Biennial Rim of the Pacific (RIMPAC) Exercise

Naval ships from 22 nations on Friday kicked off the biennial Rim of the Pacific (RIMPAC) exercise, billed the largest international maritime drill, in and around the Hawaiian Islands.

Scheduled June 29 to Aug. 3, the drill was participated by 42 ships, six submarines, more than 200 aircraft and 25,000 personnel from countries including Russia, New Zealand and Singapore.

According to the U.S. military, RIMPAC provides a “unique training opportunity that helps participants foster and sustain the cooperative relationships that are critical to ensuring the safety of sea lanes and security on the world’s oceans.” RIMPAC 2012 is the 23rd exercise in the series that began in 1971.

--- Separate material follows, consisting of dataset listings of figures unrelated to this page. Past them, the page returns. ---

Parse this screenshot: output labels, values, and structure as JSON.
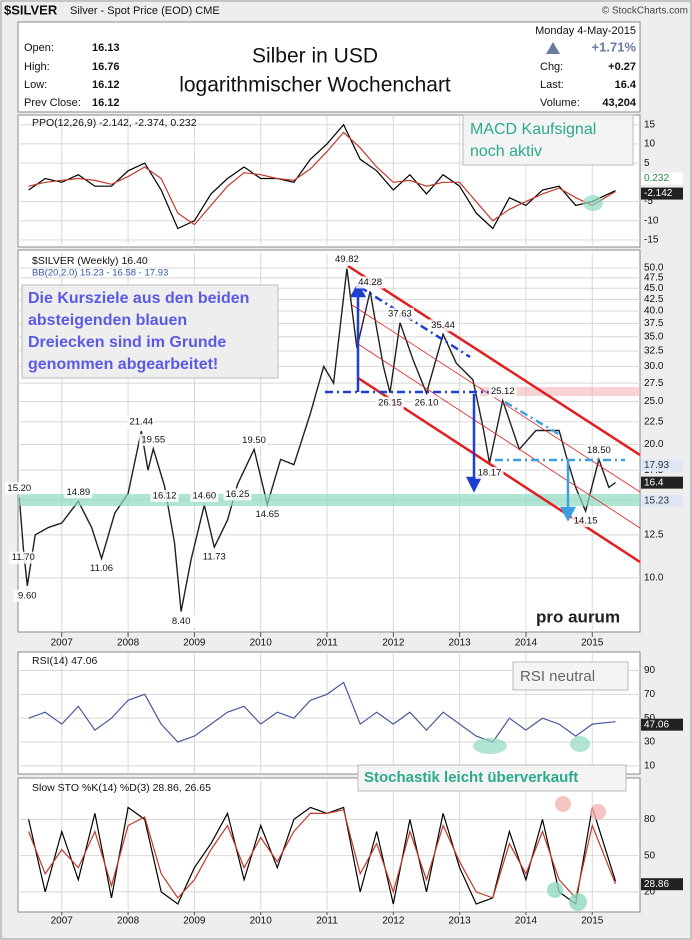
{
  "header": {
    "symbol": "$SILVER",
    "description": "Silver - Spot Price (EOD) CME",
    "copyright": "© StockCharts.com",
    "open_label": "Open:",
    "open": 16.13,
    "high_label": "High:",
    "high": 16.76,
    "low_label": "Low:",
    "low": 16.12,
    "prev_label": "Prev Close:",
    "prev": 16.12,
    "date": "Monday  4-May-2015",
    "change_pct": "+1.71%",
    "chg_label": "Chg:",
    "chg": "+0.27",
    "last_label": "Last:",
    "last": 16.4,
    "volume_label": "Volume:",
    "volume": "43,204",
    "title_line1": "Silber in USD",
    "title_line2": "logarithmischer Wochenchart"
  },
  "annotations": {
    "macd_line1": "MACD Kaufsignal",
    "macd_line2": "noch aktiv",
    "targets": [
      "Die Kursziele aus den beiden",
      "absteigenden blauen",
      "Dreiecken sind im Grunde",
      "genommen abgearbeitet!"
    ],
    "rsi": "RSI neutral",
    "sto": "Stochastik leicht überverkauft",
    "logo": "pro aurum"
  },
  "chart_data": [
    {
      "type": "line",
      "title": "$SILVER (Weekly) 16.40",
      "bollinger_label": "BB(20,2.0) 15.23 - 16.58 - 17.93",
      "bollinger_upper": "17.93",
      "bollinger_lower": "15.23",
      "log_scale": true,
      "grid": true,
      "x": [
        2006.36,
        2006.42,
        2006.48,
        2006.6,
        2006.8,
        2007.0,
        2007.25,
        2007.45,
        2007.6,
        2007.8,
        2008.0,
        2008.2,
        2008.3,
        2008.38,
        2008.55,
        2008.7,
        2008.8,
        2008.95,
        2009.15,
        2009.3,
        2009.5,
        2009.65,
        2009.9,
        2010.1,
        2010.3,
        2010.5,
        2010.75,
        2010.95,
        2011.1,
        2011.3,
        2011.45,
        2011.65,
        2011.85,
        2011.95,
        2012.1,
        2012.3,
        2012.5,
        2012.75,
        2012.95,
        2013.2,
        2013.35,
        2013.45,
        2013.65,
        2013.9,
        2014.15,
        2014.5,
        2014.6,
        2014.75,
        2014.9,
        2015.1,
        2015.25,
        2015.35
      ],
      "series": [
        {
          "color": "#202020",
          "values": [
            15.2,
            11.7,
            9.6,
            12.5,
            13.0,
            13.3,
            14.89,
            13.0,
            11.06,
            14.0,
            15.5,
            21.44,
            17.5,
            19.55,
            16.12,
            12.0,
            8.4,
            11.0,
            14.6,
            11.73,
            13.5,
            16.25,
            19.5,
            14.65,
            18.5,
            18.0,
            23.5,
            30.0,
            27.5,
            49.82,
            33.0,
            44.28,
            30.0,
            26.15,
            37.63,
            31.0,
            26.1,
            35.44,
            30.5,
            28.0,
            22.0,
            18.17,
            25.12,
            19.5,
            21.5,
            21.5,
            19.0,
            16.0,
            14.15,
            18.5,
            16.0,
            16.4
          ],
          "value_labels": [
            "15.20",
            "11.70",
            "9.60",
            null,
            null,
            null,
            "14.89",
            null,
            "11.06",
            null,
            null,
            "21.44",
            null,
            "19.55",
            "16.12",
            null,
            "8.40",
            null,
            "14.60",
            "11.73",
            null,
            "16.25",
            "19.50",
            "14.65",
            null,
            null,
            null,
            null,
            null,
            "49.82",
            null,
            "44.28",
            null,
            "26.15",
            "37.63",
            null,
            "26.10",
            "35.44",
            null,
            null,
            null,
            "18.17",
            "25.12",
            null,
            null,
            null,
            null,
            null,
            "14.15",
            "18.50",
            null,
            null
          ]
        }
      ],
      "xlim": [
        2006.34,
        2015.72
      ],
      "xticks": [
        2007,
        2008,
        2009,
        2010,
        2011,
        2012,
        2013,
        2014,
        2015
      ],
      "ylim": [
        7.55,
        53.5
      ],
      "yticks": [
        {
          "value": 10,
          "label": "10.0"
        },
        {
          "value": 12.5,
          "label": "12.5"
        },
        {
          "value": 15,
          "label": "15.0"
        },
        {
          "value": 17.5,
          "label": "17.5"
        },
        {
          "value": 20,
          "label": "20.0"
        },
        {
          "value": 22.5,
          "label": "22.5"
        },
        {
          "value": 25,
          "label": "25.0"
        },
        {
          "value": 27.5,
          "label": "27.5"
        },
        {
          "value": 30,
          "label": "30.0"
        },
        {
          "value": 32.5,
          "label": "32.5"
        },
        {
          "value": 35,
          "label": "35.0"
        },
        {
          "value": 37.5,
          "label": "37.5"
        },
        {
          "value": 40,
          "label": "40.0"
        },
        {
          "value": 42.5,
          "label": "42.5"
        },
        {
          "value": 45,
          "label": "45.0"
        },
        {
          "value": 47.5,
          "label": "47.5"
        },
        {
          "value": 50,
          "label": "50.0"
        }
      ]
    },
    {
      "type": "line",
      "title": "PPO(12,26,9) -2.142, -2.374, 0.232",
      "histogram": 0.232,
      "grid": true,
      "x": [
        2006.5,
        2006.75,
        2007.0,
        2007.25,
        2007.5,
        2007.75,
        2008.0,
        2008.25,
        2008.5,
        2008.75,
        2009.0,
        2009.25,
        2009.5,
        2009.75,
        2010.0,
        2010.25,
        2010.5,
        2010.75,
        2011.0,
        2011.25,
        2011.5,
        2011.75,
        2012.0,
        2012.25,
        2012.5,
        2012.75,
        2013.0,
        2013.25,
        2013.5,
        2013.75,
        2014.0,
        2014.25,
        2014.5,
        2014.75,
        2015.0,
        2015.35
      ],
      "series": [
        {
          "color": "#000000",
          "values": [
            -2,
            1,
            0,
            2,
            -1,
            -1,
            3,
            5,
            -2,
            -12,
            -10,
            -3,
            1,
            4,
            1,
            1,
            0,
            6,
            10,
            15,
            6,
            3,
            -2,
            2,
            -3,
            2,
            -1,
            -8,
            -12,
            -4,
            -6,
            -2,
            -1,
            -6,
            -5,
            -2.142
          ]
        },
        {
          "color": "#c0392b",
          "values": [
            -1,
            0,
            0.5,
            1,
            0.5,
            -0.5,
            1.5,
            4,
            1,
            -8,
            -11,
            -6,
            -1,
            2.5,
            2,
            1,
            0.5,
            3.5,
            8,
            13,
            9,
            4,
            0,
            0.5,
            -1,
            0,
            0,
            -5,
            -10,
            -7,
            -5,
            -3,
            -1.5,
            -4,
            -6,
            -2.374
          ]
        }
      ],
      "xlim": [
        2006.34,
        2015.72
      ],
      "ylim": [
        -16.3,
        17
      ],
      "yticks": [
        15,
        10,
        5,
        -5,
        -10,
        -15
      ]
    },
    {
      "type": "line",
      "title": "RSI(14) 47.06",
      "grid": true,
      "x": [
        2006.5,
        2006.75,
        2007.0,
        2007.25,
        2007.5,
        2007.75,
        2008.0,
        2008.25,
        2008.5,
        2008.75,
        2009.0,
        2009.25,
        2009.5,
        2009.75,
        2010.0,
        2010.25,
        2010.5,
        2010.75,
        2011.0,
        2011.25,
        2011.5,
        2011.75,
        2012.0,
        2012.25,
        2012.5,
        2012.75,
        2013.0,
        2013.25,
        2013.5,
        2013.75,
        2014.0,
        2014.25,
        2014.5,
        2014.75,
        2015.0,
        2015.35
      ],
      "series": [
        {
          "color": "#4a5a9a",
          "values": [
            50,
            55,
            45,
            60,
            40,
            50,
            65,
            70,
            45,
            30,
            35,
            45,
            55,
            60,
            45,
            55,
            50,
            65,
            70,
            80,
            45,
            55,
            45,
            55,
            40,
            55,
            45,
            35,
            30,
            50,
            40,
            50,
            45,
            35,
            45,
            47.06
          ]
        }
      ],
      "xlim": [
        2006.34,
        2015.72
      ],
      "ylim": [
        4,
        103
      ],
      "yticks": [
        10,
        30,
        50,
        70,
        90
      ]
    },
    {
      "type": "line",
      "title": "Slow STO %K(14) %D(3) 28.86, 26.65",
      "grid": true,
      "x": [
        2006.5,
        2006.75,
        2007.0,
        2007.25,
        2007.5,
        2007.75,
        2008.0,
        2008.25,
        2008.5,
        2008.75,
        2009.0,
        2009.25,
        2009.5,
        2009.75,
        2010.0,
        2010.25,
        2010.5,
        2010.75,
        2011.0,
        2011.25,
        2011.5,
        2011.75,
        2012.0,
        2012.25,
        2012.5,
        2012.75,
        2013.0,
        2013.25,
        2013.5,
        2013.75,
        2014.0,
        2014.25,
        2014.5,
        2014.75,
        2015.0,
        2015.35
      ],
      "series": [
        {
          "color": "#000000",
          "values": [
            80,
            20,
            70,
            30,
            85,
            15,
            90,
            80,
            20,
            10,
            40,
            60,
            85,
            30,
            75,
            40,
            80,
            90,
            85,
            90,
            20,
            70,
            10,
            80,
            20,
            85,
            40,
            10,
            15,
            70,
            30,
            80,
            20,
            10,
            90,
            28.86
          ]
        },
        {
          "color": "#c0392b",
          "values": [
            70,
            35,
            55,
            40,
            70,
            25,
            75,
            82,
            35,
            15,
            30,
            55,
            75,
            40,
            65,
            45,
            70,
            85,
            85,
            88,
            35,
            60,
            20,
            70,
            30,
            75,
            45,
            20,
            15,
            60,
            35,
            70,
            30,
            15,
            75,
            26.65
          ]
        }
      ],
      "xlim": [
        2006.34,
        2015.72
      ],
      "xticks": [
        2007,
        2008,
        2009,
        2010,
        2011,
        2012,
        2013,
        2014,
        2015
      ],
      "ylim": [
        5,
        111
      ],
      "yticks": [
        20,
        50,
        80
      ]
    }
  ]
}
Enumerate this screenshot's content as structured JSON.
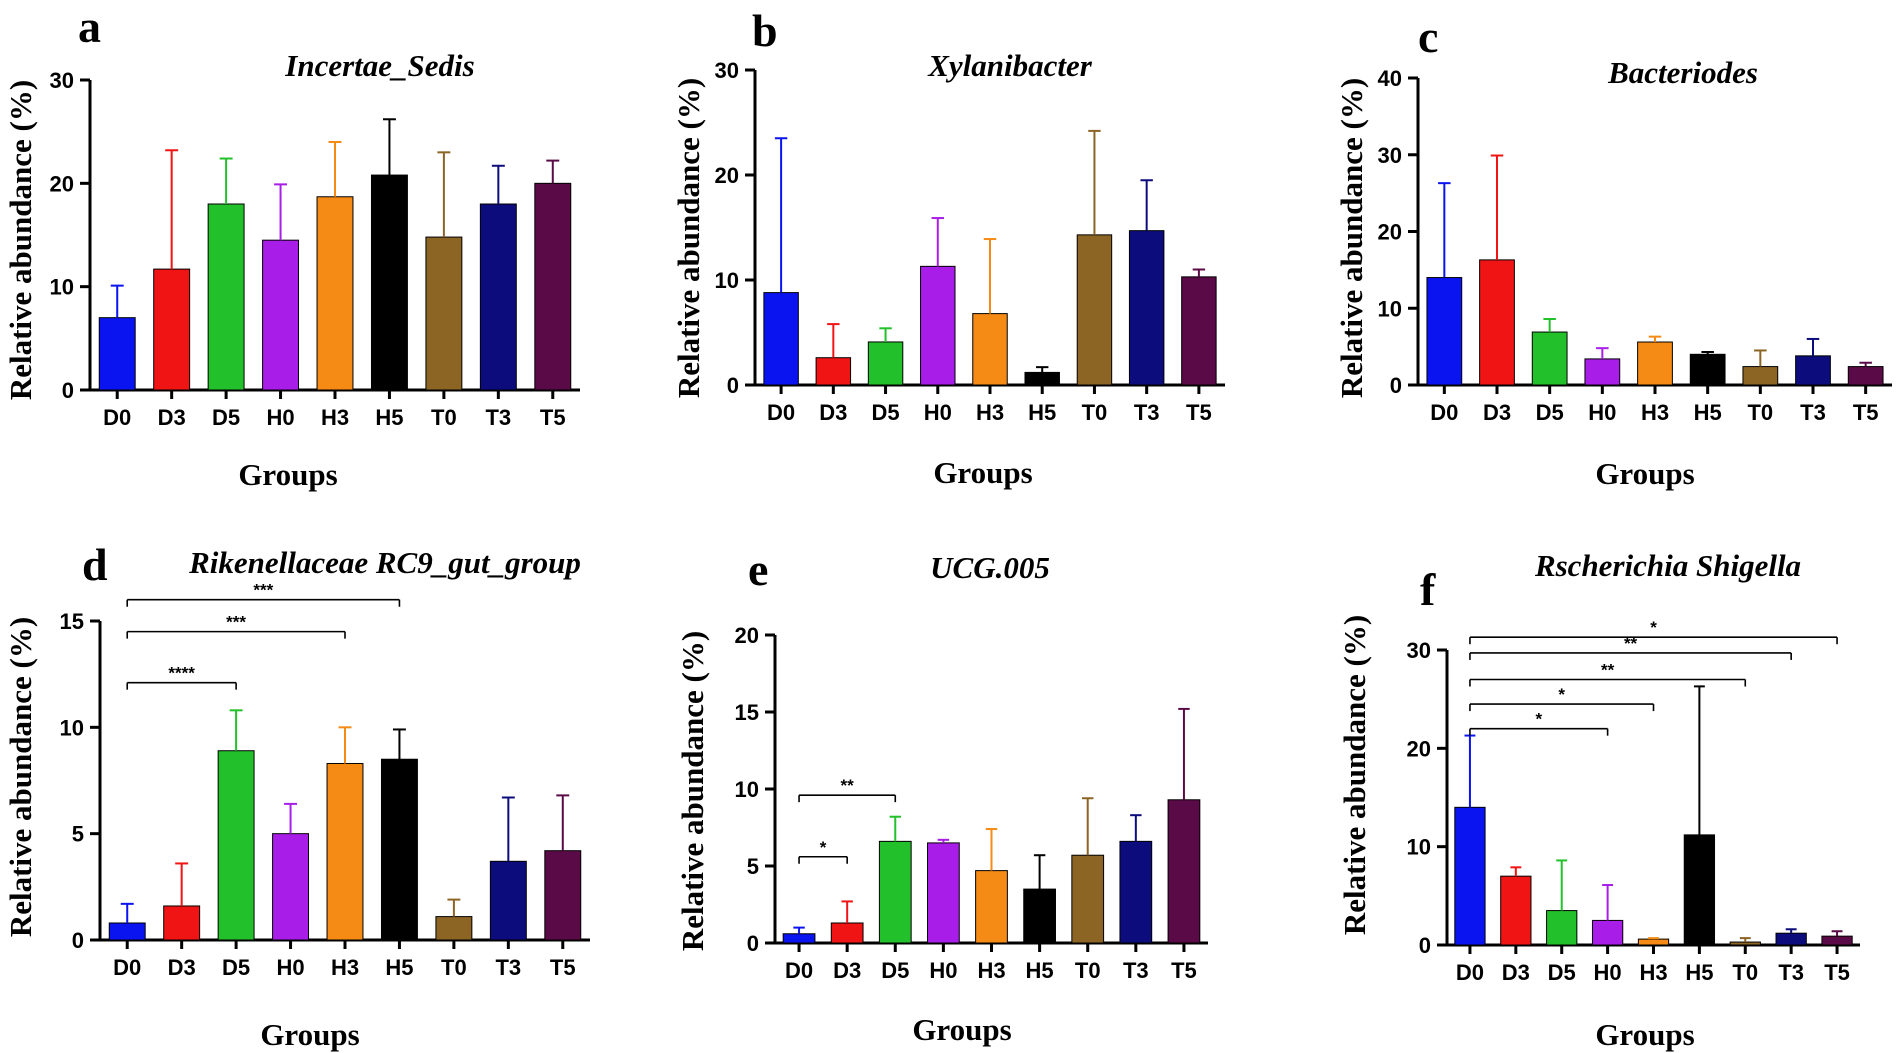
{
  "chart_data": [
    {
      "panel": "a",
      "type": "bar",
      "title": "Incertae_Sedis",
      "xlabel": "Groups",
      "ylabel": "Relative abundance (%)",
      "categories": [
        "D0",
        "D3",
        "D5",
        "H0",
        "H3",
        "H5",
        "T0",
        "T3",
        "T5"
      ],
      "values": [
        7.0,
        11.7,
        18.0,
        14.5,
        18.7,
        20.8,
        14.8,
        18.0,
        20.0
      ],
      "errors": [
        3.1,
        11.5,
        4.4,
        5.4,
        5.3,
        5.4,
        8.2,
        3.7,
        2.2
      ],
      "ylim": [
        0,
        30
      ],
      "yticks": [
        0,
        10,
        20,
        30
      ],
      "yticklabels": [
        "0",
        "10",
        "20",
        "30"
      ],
      "significance": []
    },
    {
      "panel": "b",
      "type": "bar",
      "title": "Xylanibacter",
      "xlabel": "Groups",
      "ylabel": "Relative abundance (%)",
      "categories": [
        "D0",
        "D3",
        "D5",
        "H0",
        "H3",
        "H5",
        "T0",
        "T3",
        "T5"
      ],
      "values": [
        8.8,
        2.6,
        4.1,
        11.3,
        6.8,
        1.2,
        14.3,
        14.7,
        10.3
      ],
      "errors": [
        14.7,
        3.2,
        1.3,
        4.6,
        7.1,
        0.5,
        9.9,
        4.8,
        0.7
      ],
      "ylim": [
        0,
        30
      ],
      "yticks": [
        0,
        10,
        20,
        30
      ],
      "yticklabels": [
        "0",
        "10",
        "20",
        "30"
      ],
      "significance": []
    },
    {
      "panel": "c",
      "type": "bar",
      "title": "Bacteriodes",
      "xlabel": "Groups",
      "ylabel": "Relative abundance (%)",
      "categories": [
        "D0",
        "D3",
        "D5",
        "H0",
        "H3",
        "H5",
        "T0",
        "T3",
        "T5"
      ],
      "values": [
        14.0,
        16.3,
        6.9,
        3.4,
        5.6,
        4.0,
        2.4,
        3.8,
        2.4
      ],
      "errors": [
        12.3,
        13.6,
        1.7,
        1.4,
        0.7,
        0.3,
        2.1,
        2.2,
        0.5
      ],
      "ylim": [
        0,
        40
      ],
      "yticks": [
        0,
        10,
        20,
        30,
        40
      ],
      "yticklabels": [
        "0",
        "10",
        "20",
        "30",
        "40"
      ],
      "significance": []
    },
    {
      "panel": "d",
      "type": "bar",
      "title": "Rikenellaceae RC9_gut_group",
      "xlabel": "Groups",
      "ylabel": "Relative abundance (%)",
      "categories": [
        "D0",
        "D3",
        "D5",
        "H0",
        "H3",
        "H5",
        "T0",
        "T3",
        "T5"
      ],
      "values": [
        0.8,
        1.6,
        8.9,
        5.0,
        8.3,
        8.5,
        1.1,
        3.7,
        4.2
      ],
      "errors": [
        0.9,
        2.0,
        1.9,
        1.4,
        1.7,
        1.4,
        0.8,
        3.0,
        2.6
      ],
      "ylim": [
        0,
        15
      ],
      "yticks": [
        0,
        5,
        10,
        15
      ],
      "yticklabels": [
        "0",
        "5",
        "10",
        "15"
      ],
      "significance": [
        {
          "from": 0,
          "to": 5,
          "label": "***",
          "level": 16.0
        },
        {
          "from": 0,
          "to": 4,
          "label": "***",
          "level": 14.5
        },
        {
          "from": 0,
          "to": 2,
          "label": "****",
          "level": 12.1
        }
      ]
    },
    {
      "panel": "e",
      "type": "bar",
      "title": "UCG.005",
      "xlabel": "Groups",
      "ylabel": "Relative abundance (%)",
      "categories": [
        "D0",
        "D3",
        "D5",
        "H0",
        "H3",
        "H5",
        "T0",
        "T3",
        "T5"
      ],
      "values": [
        0.6,
        1.3,
        6.6,
        6.5,
        4.7,
        3.5,
        5.7,
        6.6,
        9.3
      ],
      "errors": [
        0.4,
        1.4,
        1.6,
        0.2,
        2.7,
        2.2,
        3.7,
        1.7,
        5.9
      ],
      "ylim": [
        0,
        20
      ],
      "yticks": [
        0,
        5,
        10,
        15,
        20
      ],
      "yticklabels": [
        "0",
        "5",
        "10",
        "15",
        "20"
      ],
      "significance": [
        {
          "from": 0,
          "to": 2,
          "label": "**",
          "level": 9.6
        },
        {
          "from": 0,
          "to": 1,
          "label": "*",
          "level": 5.6
        }
      ]
    },
    {
      "panel": "f",
      "type": "bar",
      "title": "Rscherichia Shigella",
      "xlabel": "Groups",
      "ylabel": "Relative abundance (%)",
      "categories": [
        "D0",
        "D3",
        "D5",
        "H0",
        "H3",
        "H5",
        "T0",
        "T3",
        "T5"
      ],
      "values": [
        14.0,
        7.0,
        3.5,
        2.5,
        0.6,
        11.2,
        0.3,
        1.2,
        0.9
      ],
      "errors": [
        7.3,
        0.9,
        5.1,
        3.6,
        0.1,
        15.1,
        0.4,
        0.4,
        0.5
      ],
      "ylim": [
        0,
        30
      ],
      "yticks": [
        0,
        10,
        20,
        30
      ],
      "yticklabels": [
        "0",
        "10",
        "20",
        "30"
      ],
      "significance": [
        {
          "from": 0,
          "to": 8,
          "label": "*",
          "level": 31.3
        },
        {
          "from": 0,
          "to": 7,
          "label": "**",
          "level": 29.7
        },
        {
          "from": 0,
          "to": 6,
          "label": "**",
          "level": 27.0
        },
        {
          "from": 0,
          "to": 4,
          "label": "*",
          "level": 24.5
        },
        {
          "from": 0,
          "to": 3,
          "label": "*",
          "level": 22.0
        }
      ]
    }
  ],
  "colors": {
    "bars": [
      "#0a14f0",
      "#f01414",
      "#22c02a",
      "#a81ee8",
      "#f58a14",
      "#000000",
      "#8c6424",
      "#0c0c7c",
      "#5a0a46"
    ],
    "axis": "#000000"
  }
}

The drill was hosted by U.S. Pacific Fleet, and led by Vice Adm. Gerald Beaman, commander of the U.S. Third Fleet. It also marks the first time non-U.S. officers will command components of the combined task force during the exercise. Commodore Stuart Mayer of the Royal Australian Navy will command the Maritime Component and Brig. Gen. Michael Hood of the Royal Canadian Air Force will command the Air Component.

Participating nations and forces will exercise a wide range of capabilities and demonstrate the inherent flexibility of maritime forces, according to the U.S. military. These capabilities range from disaster relief and maritime security operations to sea control and complex warfighting. The relevant, realistic training syllabus includes amphibious operations; gunnery, missile, anti- submarine and air defense exercises as well as counter-piracy, mine clearance operations, explosive ordnance disposal and diving and salvage operations.